Didacus Jules is the Director General of the Organization of Eastern Caribbean States.

== Early life ==
Born in St. Lucia, Jules is recognized as a radical educator. He was influenced by the work of Paulo Freire and his early work included pioneering literacy work in prisons in St. Lucia (Eastern Caribbean). He was a principal actor in the National Literacy Campaign in Grenada during the 1979 revolution. He later served simultaneously as Chief Education Officer and Permanent Secretary for Education, Youth, Culture, Women, and Social Affairs in Grenada. He serves on the International Journal of African and African American Studies Editorial Group.

Following the demise of the revolution, he served as an education consultant, helping to establish mass literacy programs in St.

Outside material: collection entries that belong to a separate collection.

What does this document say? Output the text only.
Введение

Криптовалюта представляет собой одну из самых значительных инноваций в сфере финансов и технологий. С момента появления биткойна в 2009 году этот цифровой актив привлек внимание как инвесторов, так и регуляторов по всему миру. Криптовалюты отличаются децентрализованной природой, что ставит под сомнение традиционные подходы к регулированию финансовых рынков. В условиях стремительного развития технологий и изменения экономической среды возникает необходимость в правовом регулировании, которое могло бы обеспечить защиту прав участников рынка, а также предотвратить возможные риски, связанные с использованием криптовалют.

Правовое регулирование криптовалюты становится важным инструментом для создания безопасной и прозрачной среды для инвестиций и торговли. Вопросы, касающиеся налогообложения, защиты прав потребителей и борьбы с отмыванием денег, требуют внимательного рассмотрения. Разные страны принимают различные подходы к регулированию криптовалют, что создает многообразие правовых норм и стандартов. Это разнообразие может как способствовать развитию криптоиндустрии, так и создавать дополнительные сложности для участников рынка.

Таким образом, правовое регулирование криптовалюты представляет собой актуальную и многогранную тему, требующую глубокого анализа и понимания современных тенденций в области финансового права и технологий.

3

Lucia, Dominica, St. Vincent, and other parts of the Caribbean. He worked internationally with multilateral agencies such as CIDA, the World Bank, SIDA and assisted the African National Congress in developing adult education programs for its cadres.

He served as Permanent Secretary for Education and Human Resource Development in the Ministry of Education, HRD, Youth, and Sports in St. Lucia from 1997 to 2004. He holds a BA (Hons) in English from the University of the West Indies in Barbados, an MSc in Curriculum and Instruction from the University of Wisconsin–Madison, an MBA from the University of the West Indies in Barbados, and a PhD in Curriculum and Instruction and Education Policy from UW–Madison.

He served as Vice President of Human Resources at Cable & Wireless St Lucia during the challenging period of its transition from monopoly to sector liberalization.

Following a four-year stint in that capacity, he was hired as Registrar and CEO of the Caribbean Examinations Council, in which role he served for eight years, leading a thorough modernization of the Council.

He has written extensively on critical education, education policy, and public sector reform.